Za lokum najmniej zapłacimy w Łodzi. Za miejsce w pokoju wyjdzie około 270 zł. Do najdroższych pod tym względem miast należy Wrocław. W swoich obliczeniach, trzeba jednak brać pod uwagę, że ceny dotyczą pokojów minimum 2- osobowych. Cena zależeć będzie zarówno od czynszu, jak i ilość domowników. Za wynajem kawalerki w stolicy zapłacimy ok. 1600 zł, we Wrocławiu 1400 zł, a w Łodzi 1250 zł.
Wyżywienie studenta
Niestety, jedzenie jest wydatkiem, na którym nie da się zaoszczędzić. Najczęściej, studenci posiadają spore zapasy żywności przywiezionych z domu. Mimo, że taka pomoc rodziców okazuje się niezbędna to nie wystarczy na cały miesiąc. Co więcej, raz na jakiś czas, potrzebne są określone części garderoby co generuje dodatkowe koszty.

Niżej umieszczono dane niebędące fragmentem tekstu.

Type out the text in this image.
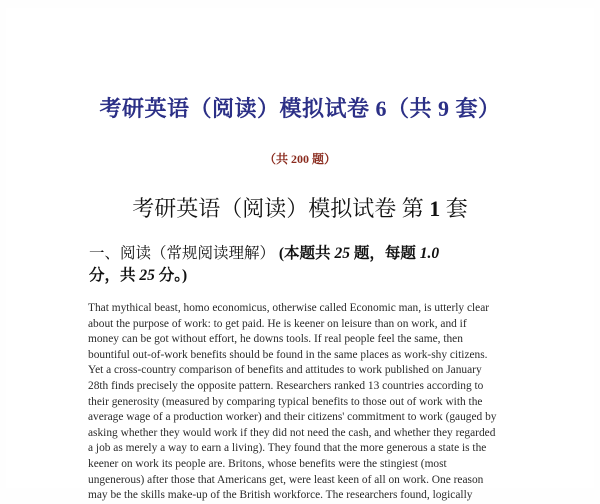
考研英语（阅读）模拟试卷 6（共 9 套）
（共 200 题）
考研英语（阅读）模拟试卷 第 1 套
一、阅读（常规阅读理解） (本题共 25 题，每题 1.0
分，共 25 分。)
That mythical beast, homo economicus, otherwise called Economic man, is utterly clear
about the purpose of work: to get paid. He is keener on leisure than on work, and if
money can be got without effort, he downs tools. If real people feel the same, then
bountiful out-of-work benefits should be found in the same places as work-shy citizens.
Yet a cross-country comparison of benefits and attitudes to work published on January
28th finds precisely the opposite pattern. Researchers ranked 13 countries according to
their generosity (measured by comparing typical benefits to those out of work with the
average wage of a production worker) and their citizens' commitment to work (gauged by
asking whether they would work if they did not need the cash, and whether they regarded
a job as merely a way to earn a living). They found that the more generous a state is the
keener on work its people are. Britons, whose benefits were the stingiest (most
ungenerous) after those that Americans get, were least keen of all on work. One reason
may be the skills make-up of the British workforce. The researchers found, logically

We Wrocławiu, na wyżywienie wystarczy 400 zł, w Poznaniu jest to 500 zł. Wszystko zależy od miasta oraz oczywiście sposobu żywienia. Do wszystkich wydatków należy jeszcze dodać koszty komunikacji miejskiej. Na ten cel nie powinno pójść więcej niż 70 zł w Gdańsku i Krakowie, 90 zł w warszawie, 65 zł we Wrocławiu.